Another zero-width assertion is the lookahead assertion. Lookahead assertions are available in both positive and negative form, and look like this:

(?=...)
Positive lookahead assertion. This succeeds if the contained regular expression, represented here by ..., successfully matches at the current location, and fails otherwise. But, once the contained expression has been tried, the matching engine doesn't advance at all; the rest of the pattern is tried right where the assertion started.

(?!...)
Negative lookahead assertion. This is the opposite of the positive assertion; it succeeds if the contained expression doesn't match at the current position in the string.

An example will help make this concrete, and will demonstrate a case where a lookahead is useful. Consider a simple pattern to match a filename, and split it apart into a base name and an extension, separated by a ".". For example, in "news.rc", "news"is the base name, and "rc" is the filename's extension.
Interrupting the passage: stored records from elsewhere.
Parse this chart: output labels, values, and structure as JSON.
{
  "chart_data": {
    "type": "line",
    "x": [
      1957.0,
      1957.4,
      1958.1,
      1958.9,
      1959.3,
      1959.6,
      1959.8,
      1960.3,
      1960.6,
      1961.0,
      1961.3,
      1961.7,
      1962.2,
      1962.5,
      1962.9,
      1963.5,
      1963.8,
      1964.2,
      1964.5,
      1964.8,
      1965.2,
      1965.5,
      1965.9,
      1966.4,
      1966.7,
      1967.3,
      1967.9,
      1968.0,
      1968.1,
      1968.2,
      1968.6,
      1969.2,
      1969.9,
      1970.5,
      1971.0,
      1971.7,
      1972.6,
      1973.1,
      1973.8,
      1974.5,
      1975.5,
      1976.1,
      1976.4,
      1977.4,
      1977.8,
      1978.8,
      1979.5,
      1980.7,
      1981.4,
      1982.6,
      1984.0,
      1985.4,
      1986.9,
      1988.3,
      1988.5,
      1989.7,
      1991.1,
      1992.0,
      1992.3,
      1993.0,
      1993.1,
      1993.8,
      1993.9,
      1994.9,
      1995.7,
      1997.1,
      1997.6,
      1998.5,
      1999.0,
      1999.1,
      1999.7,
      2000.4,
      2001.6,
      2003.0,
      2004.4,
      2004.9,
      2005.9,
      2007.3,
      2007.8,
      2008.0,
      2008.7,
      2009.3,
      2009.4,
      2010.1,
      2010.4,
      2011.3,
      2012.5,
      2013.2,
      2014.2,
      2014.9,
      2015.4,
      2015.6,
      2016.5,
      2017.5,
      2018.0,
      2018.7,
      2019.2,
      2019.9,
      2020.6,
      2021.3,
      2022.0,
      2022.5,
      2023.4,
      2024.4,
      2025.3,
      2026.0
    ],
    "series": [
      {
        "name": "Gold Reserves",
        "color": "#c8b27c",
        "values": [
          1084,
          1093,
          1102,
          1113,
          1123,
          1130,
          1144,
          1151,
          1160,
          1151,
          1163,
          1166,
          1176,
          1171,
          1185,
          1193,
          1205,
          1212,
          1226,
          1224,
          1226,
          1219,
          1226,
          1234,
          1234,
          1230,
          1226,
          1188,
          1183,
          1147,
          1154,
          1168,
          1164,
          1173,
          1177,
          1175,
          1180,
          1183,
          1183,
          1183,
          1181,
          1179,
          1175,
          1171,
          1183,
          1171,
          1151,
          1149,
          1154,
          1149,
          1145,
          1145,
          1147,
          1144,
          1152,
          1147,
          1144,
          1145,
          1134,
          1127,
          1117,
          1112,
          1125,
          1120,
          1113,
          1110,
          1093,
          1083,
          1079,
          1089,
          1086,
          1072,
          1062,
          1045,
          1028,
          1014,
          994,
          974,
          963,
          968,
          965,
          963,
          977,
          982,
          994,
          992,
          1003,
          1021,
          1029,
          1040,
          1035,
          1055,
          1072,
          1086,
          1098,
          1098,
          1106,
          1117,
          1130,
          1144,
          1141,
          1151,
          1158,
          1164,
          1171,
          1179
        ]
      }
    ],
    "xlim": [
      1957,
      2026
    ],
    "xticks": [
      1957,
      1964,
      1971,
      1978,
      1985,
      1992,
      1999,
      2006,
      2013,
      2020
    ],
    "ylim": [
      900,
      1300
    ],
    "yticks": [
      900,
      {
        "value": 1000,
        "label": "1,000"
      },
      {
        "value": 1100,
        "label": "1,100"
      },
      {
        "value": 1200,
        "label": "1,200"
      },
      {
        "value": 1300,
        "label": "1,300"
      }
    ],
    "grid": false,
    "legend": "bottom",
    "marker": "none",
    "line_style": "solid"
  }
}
The pattern to match this is quite simple: .*[.].*$. (Notice that the "." needs to be treated specially because it's a metacharacter; I've put it inside a character class. Also notice the trailing $; this is added to ensure that all the rest of the string must be included in the extension.) This regular expression matches "foo.bar" and "autoexec.bat" and "sendmail.cf" and "printers.conf".

Now, consider complicating the problem a bit; what if you want to match filenames where the extension is not "bat"? Some incorrect attempts:

.*[.][^b].*$

First attempt: Exclude "bat" by requiring that the first character of the extension is not a "b". This is wrong, because it also doesn't match "foo.bar".

.*[.]([^b]..|.[^a].|..[^t])$

The expression gets messier when you try to patch up the first solution by requiring one of the following cases must match: the first character of the extension isn't "b"; the second character isn't "a"; or the third character isn't "t". This accepts "foo.bar" and rejects "autoexec.bat", but it requires a three-letter extension, and doesn't accept "sendmail.cf". Another bug, so we'll complicate the pattern again in an effort to fix it.

.*[.]([^b].?.?|.[^a]?.?|..?[^t]?)$

In the third attempt, the second and third letters are all made optional in order to allow matching extensions shorter than three characters, such as "sendmail.cf".

The pattern's getting really complicated now, which makes it hard to read and understand. When you write a regular expression, ask yourself: if you encountered this expression in a program, how hard would it be to figure out what the expression was intended to do? Worse, this solution doesn't scale well; if the problem changes, and you want to exclude both "bat" and "exe" as extensions, the pattern would get still more complicated and confusing.

A negative lookahead cuts through all this. Go back to the original pattern, and, before the .* which matches the extension, insert (?!bat$). This means: if the expression bat doesn't match at this point, try the rest of the pattern; if bat$ does match, the whole pattern will fail. (The trailing $ is required to ensure that something like "sample.batch", where the extension only starts with "bat", will be allowed.

After this modification, the whole pattern is .*[.](?!bat$).*$. Excluding another filename extension is now easy; simply add it as an alternative inside the assertion. .*[.](?!bat$|exe$).*$ excludes both "bat" and "exe".